MIAMI.- En medio de la crisis energética sin precedentes y protestas masivas en Cuba, internautas han rescatado el reclamo que el intérprete argentino Fito Páez realizó al régimen de Miguel Díaz-Canel tras la censura del documental La Habana de Fito, dirigido por Juan Pin Vilar.
Fue en 2023 cuando el Estado canceló las tres proyecciones programada del largometraje, y posteriormente fue emitido en la televisión estatal cubana sin permiso de los autores y con una introducción que intentaba descalificar las opiniones del músico.
Ante este hecho, el 10 de julio de 2023, desde España, Páez concedió una entrevista a la periodista Yenys Laura Prieto del portal eltoque.com.
"Estuve al tanto de lo que pasó con el documental.

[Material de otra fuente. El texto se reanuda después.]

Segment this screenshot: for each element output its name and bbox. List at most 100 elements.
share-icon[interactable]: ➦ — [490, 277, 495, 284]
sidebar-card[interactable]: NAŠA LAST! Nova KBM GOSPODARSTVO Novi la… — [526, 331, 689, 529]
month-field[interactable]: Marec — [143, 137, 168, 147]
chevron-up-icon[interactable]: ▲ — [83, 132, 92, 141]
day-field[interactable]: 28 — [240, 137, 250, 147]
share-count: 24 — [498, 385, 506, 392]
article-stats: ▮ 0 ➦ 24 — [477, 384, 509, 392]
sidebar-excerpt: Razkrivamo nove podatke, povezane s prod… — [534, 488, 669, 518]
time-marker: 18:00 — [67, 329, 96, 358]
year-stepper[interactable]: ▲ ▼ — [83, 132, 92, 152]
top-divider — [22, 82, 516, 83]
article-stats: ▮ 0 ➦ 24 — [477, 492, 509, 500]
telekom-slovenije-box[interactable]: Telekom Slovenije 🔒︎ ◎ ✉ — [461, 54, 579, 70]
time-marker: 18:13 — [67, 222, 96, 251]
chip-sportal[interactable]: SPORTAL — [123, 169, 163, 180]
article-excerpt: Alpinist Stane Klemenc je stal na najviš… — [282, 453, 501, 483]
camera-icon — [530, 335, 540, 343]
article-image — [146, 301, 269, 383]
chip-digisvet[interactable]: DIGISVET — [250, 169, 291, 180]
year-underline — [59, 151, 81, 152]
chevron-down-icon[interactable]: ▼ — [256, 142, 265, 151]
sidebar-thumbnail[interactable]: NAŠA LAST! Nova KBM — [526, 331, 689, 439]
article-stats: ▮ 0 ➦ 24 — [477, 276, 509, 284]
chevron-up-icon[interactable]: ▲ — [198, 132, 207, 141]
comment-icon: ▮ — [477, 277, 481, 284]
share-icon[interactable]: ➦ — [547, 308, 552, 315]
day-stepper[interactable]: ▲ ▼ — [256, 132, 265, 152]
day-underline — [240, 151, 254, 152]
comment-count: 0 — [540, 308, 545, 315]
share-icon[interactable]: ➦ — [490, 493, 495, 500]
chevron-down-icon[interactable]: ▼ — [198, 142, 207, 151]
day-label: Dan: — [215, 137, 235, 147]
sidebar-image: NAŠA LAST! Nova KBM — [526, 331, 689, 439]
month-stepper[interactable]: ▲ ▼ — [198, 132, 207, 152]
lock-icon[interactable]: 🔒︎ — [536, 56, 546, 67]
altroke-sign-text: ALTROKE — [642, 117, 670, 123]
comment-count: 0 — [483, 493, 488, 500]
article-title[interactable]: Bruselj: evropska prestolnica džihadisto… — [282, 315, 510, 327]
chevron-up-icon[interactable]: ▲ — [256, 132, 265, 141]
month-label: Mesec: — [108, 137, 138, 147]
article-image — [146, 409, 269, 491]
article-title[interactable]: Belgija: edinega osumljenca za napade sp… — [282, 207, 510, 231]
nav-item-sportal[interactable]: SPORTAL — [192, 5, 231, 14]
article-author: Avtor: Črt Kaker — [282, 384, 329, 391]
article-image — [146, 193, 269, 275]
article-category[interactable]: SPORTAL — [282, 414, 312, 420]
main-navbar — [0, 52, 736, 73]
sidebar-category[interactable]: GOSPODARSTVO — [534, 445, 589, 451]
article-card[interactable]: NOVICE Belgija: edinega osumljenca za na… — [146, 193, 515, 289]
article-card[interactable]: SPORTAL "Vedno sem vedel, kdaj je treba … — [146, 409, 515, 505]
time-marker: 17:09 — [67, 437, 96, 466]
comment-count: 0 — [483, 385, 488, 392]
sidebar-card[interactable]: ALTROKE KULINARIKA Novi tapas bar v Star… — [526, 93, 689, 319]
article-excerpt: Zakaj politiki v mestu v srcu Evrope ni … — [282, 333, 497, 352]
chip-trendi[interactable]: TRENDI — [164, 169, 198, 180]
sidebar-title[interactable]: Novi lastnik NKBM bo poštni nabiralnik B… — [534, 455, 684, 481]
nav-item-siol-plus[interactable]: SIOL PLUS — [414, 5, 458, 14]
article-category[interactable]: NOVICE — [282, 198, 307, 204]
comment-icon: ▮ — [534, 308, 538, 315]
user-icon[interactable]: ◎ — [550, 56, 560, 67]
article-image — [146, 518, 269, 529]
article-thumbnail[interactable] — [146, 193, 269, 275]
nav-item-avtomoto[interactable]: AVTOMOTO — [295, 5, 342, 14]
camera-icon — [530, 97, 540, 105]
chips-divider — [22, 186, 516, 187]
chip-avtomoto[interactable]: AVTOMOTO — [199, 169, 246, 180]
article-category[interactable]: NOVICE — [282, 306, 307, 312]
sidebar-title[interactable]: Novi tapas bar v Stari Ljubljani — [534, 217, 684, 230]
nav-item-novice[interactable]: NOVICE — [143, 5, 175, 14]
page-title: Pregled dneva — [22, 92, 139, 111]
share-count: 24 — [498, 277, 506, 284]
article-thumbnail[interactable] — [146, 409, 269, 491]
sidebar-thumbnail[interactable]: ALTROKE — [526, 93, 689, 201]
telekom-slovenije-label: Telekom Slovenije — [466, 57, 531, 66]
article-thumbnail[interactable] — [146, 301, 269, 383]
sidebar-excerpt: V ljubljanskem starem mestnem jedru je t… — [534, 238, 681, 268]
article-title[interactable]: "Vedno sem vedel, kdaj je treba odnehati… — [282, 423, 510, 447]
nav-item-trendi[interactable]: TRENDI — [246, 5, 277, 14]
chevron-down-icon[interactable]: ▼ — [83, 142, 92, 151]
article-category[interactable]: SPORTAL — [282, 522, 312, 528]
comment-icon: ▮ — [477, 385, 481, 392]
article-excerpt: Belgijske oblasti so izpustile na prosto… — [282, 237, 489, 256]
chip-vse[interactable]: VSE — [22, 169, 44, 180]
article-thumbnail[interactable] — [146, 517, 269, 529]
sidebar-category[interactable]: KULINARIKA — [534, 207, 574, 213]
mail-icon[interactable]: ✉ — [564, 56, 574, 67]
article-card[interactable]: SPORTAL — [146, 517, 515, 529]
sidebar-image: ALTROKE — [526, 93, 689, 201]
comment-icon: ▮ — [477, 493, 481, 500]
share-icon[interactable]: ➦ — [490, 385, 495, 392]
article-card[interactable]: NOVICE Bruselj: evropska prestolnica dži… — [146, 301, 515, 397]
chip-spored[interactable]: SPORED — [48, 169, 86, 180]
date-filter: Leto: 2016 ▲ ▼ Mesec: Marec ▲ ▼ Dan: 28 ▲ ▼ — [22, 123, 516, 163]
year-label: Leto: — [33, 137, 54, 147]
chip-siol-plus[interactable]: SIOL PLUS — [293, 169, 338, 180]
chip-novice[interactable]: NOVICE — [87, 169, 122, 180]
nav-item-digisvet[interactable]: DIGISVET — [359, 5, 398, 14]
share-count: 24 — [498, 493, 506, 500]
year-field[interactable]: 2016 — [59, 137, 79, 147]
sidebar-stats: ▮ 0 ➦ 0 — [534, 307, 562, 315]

Primero, con la suspensión de los tres proyecciones programadas", comentó entonces, al tiempo que también confirmó que la proyección del mismo de forma ilegal y con un intro distinto se trató de una manipulación. "Es como funcionan las cosas en Cuba, lamentablemente".
"Basta de echarle la culpa al bloqueo norteamericano"
No obstante, en aquella conversación con Prieto, el intérprete de A Rodar mi Vida y Mariposas Tecknicolor también reflexionó sobre la importancia de que el régimen reconozca quiénes son los responsables de las múltiples crisis que asolan al pueblo cubano.
"No se puede seguir viviendo de un relato que tiene 60 años mientras la gente no tiene qué comer. El bloqueo existe, sí, pero no es el que impide que un país produzca su propia comida o que mantenga sus luces encendidas", aseveró. "Ya pasaron 64 años, ya está, se terminó. Basta de echarle la culpa al bloqueo norteamericano. Hay que buscar una manera más inteligente para que no siga muriendo gente de hambre ni en el mar".
Las palabras del rockero marcaron un punto de quiebre en su relación con la dirigencia cubana, y han sido resucitadas en redes sociales debido a que en los últimos días la isla atraviesa uno de los momentos más críticos de su historia reciente.
La población cubana enfrenta una combinación de colapso energético, desabastecimiento extremo y un aumento de la tensión social en las calles.